Qu’est-ce qui est le plus important dans la vie ?
La question posée à Jésus dans l’évangile me rappelle la rencontre du pape François avec les jeunes du Chili l’année dernière. « J’ai demandé à un jeune, disait-il : quand est-ce que tu es triste ? Il m’a répondu : quand je ne suis pas connecté. Eh bien, pour être heureux, soyez connectés à Jésus ».
Comment être connecté à Jésus ? Quelle est l’attitude essentielle du chrétien, quel comportement Dieu attend-il de l’homme ? – tel est bien le sens de la question du scribe, qui risque de se perdre dans le fouillis des 613 prescriptions de la Loi juive. Son intervention rejoint tout compte fait des questions très actuelles, dans un monde où on ne sait trop quel crédit apporter au flot de paroles et de messages de toutes sortes déversés quotidiennement par une multitude de médias : à quoi et à qui peut-on se fier ?
Une première réponse de la Bible est donnée dans le ‘shema Israël’ rappelé par la première lecture de ce jour. C’est la première prière que tout Juif est censé apprendre : écoute Israël ! Écouter Dieu, le Dieu unique, référence ultime et première tout à la fois. Il est instructif à cet égard de noter les verbes employés par le texte pour qualifier la relation du croyant avec Dieu : « tu craindras le Seigneur ton Dieu, tu observeras ses décrets, tu veilleras à mettre en pratique… tu aimeras le Seigneur ». Remarquez la progression : de ‘craindre’ à ‘aimer’. Instructif aussi le psaume 118, où chaque verset comporte un mot désignant la Parole de Dieu : ta loi, tes exigences, ta parole, tes décisions, ta promesse, tes préceptes… La question du scribe est donc tout-à-fait pertinente. Si l’on prend Dieu au sérieux, il va de soi qu’on s’efforce de suivre ses préceptes.

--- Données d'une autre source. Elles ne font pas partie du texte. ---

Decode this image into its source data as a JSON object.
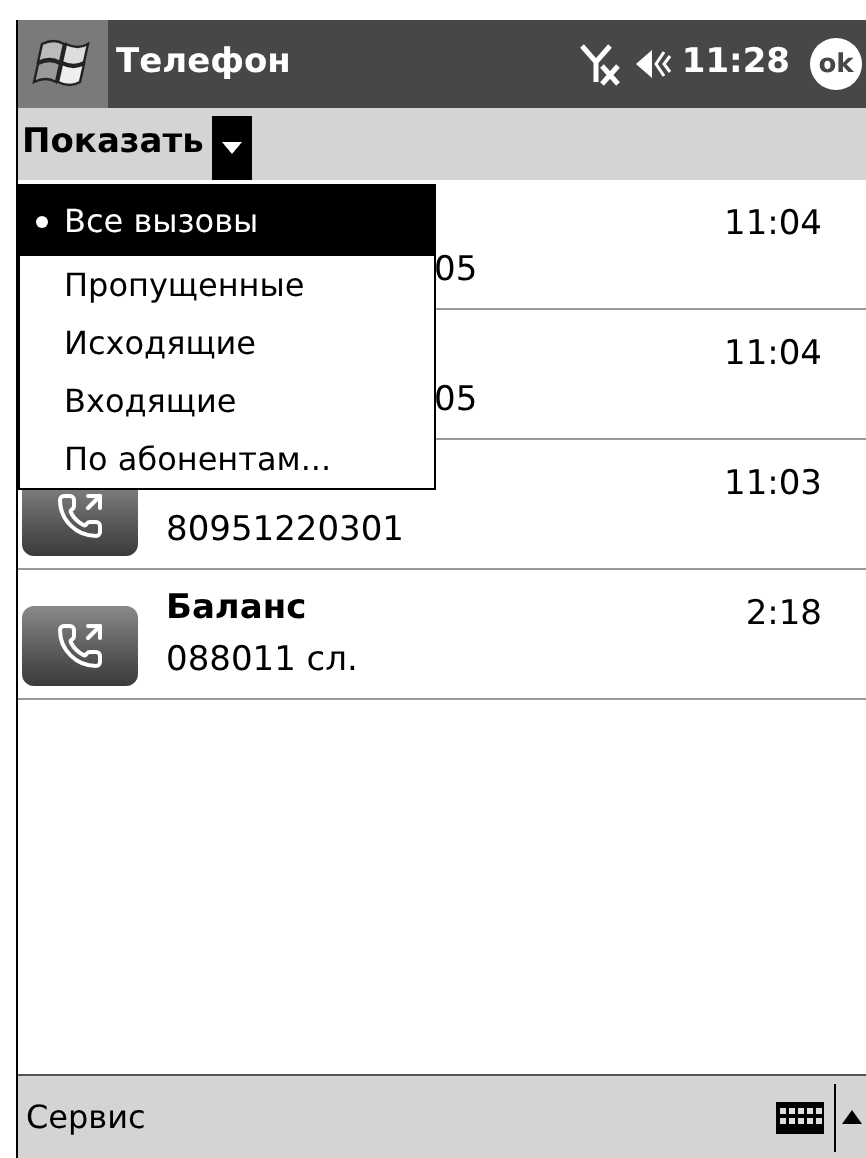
{
  "title_bar": {
    "title": "Телефон",
    "time": "11:28",
    "ok_button": "ok"
  },
  "filter_bar": {
    "label": "Показать"
  },
  "filter_menu": [
    {
      "label": "Все вызовы",
      "selected": true
    },
    {
      "label": "Пропущенные",
      "selected": false
    },
    {
      "label": "Исходящие",
      "selected": false
    },
    {
      "label": "Входящие",
      "selected": false
    },
    {
      "label": "По абонентам...",
      "selected": false
    }
  ],
  "calls": [
    {
      "kind": "covered",
      "number": "05",
      "time": "11:04"
    },
    {
      "kind": "covered",
      "number": "05",
      "time": "11:04"
    },
    {
      "kind": "partial",
      "number": "80951220301",
      "time": "11:03"
    },
    {
      "kind": "full",
      "name": "Баланс",
      "number": "088011 сл.",
      "time": "2:18"
    }
  ],
  "bottom_bar": {
    "menu": "Сервис"
  }
}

Mais comment s’y retrouver dans les multiples obligations de cette loi, d’autant plus qu’elle touchait tous les domaines de la vie jusque dans les plus petits détails… Il n’y a pas si longtemps, notre tradition catholique voulait aussi régenter tous les aspects de la vie, en insistant notamment sur la pureté sexuelle, les mortifications du carême et l’abstinence de viande le vendredi. A l’époque de Jésus, c’était la pureté rituelle et le respect du sabbat. Or le Christ n’a cessé de dire que le sabbat est fait pour l’homme et non l’homme pour le sabbat, et selon lui, ce qui rend l’homme impur c’est ce qui sort de son cœur et qui fait du tort à autrui.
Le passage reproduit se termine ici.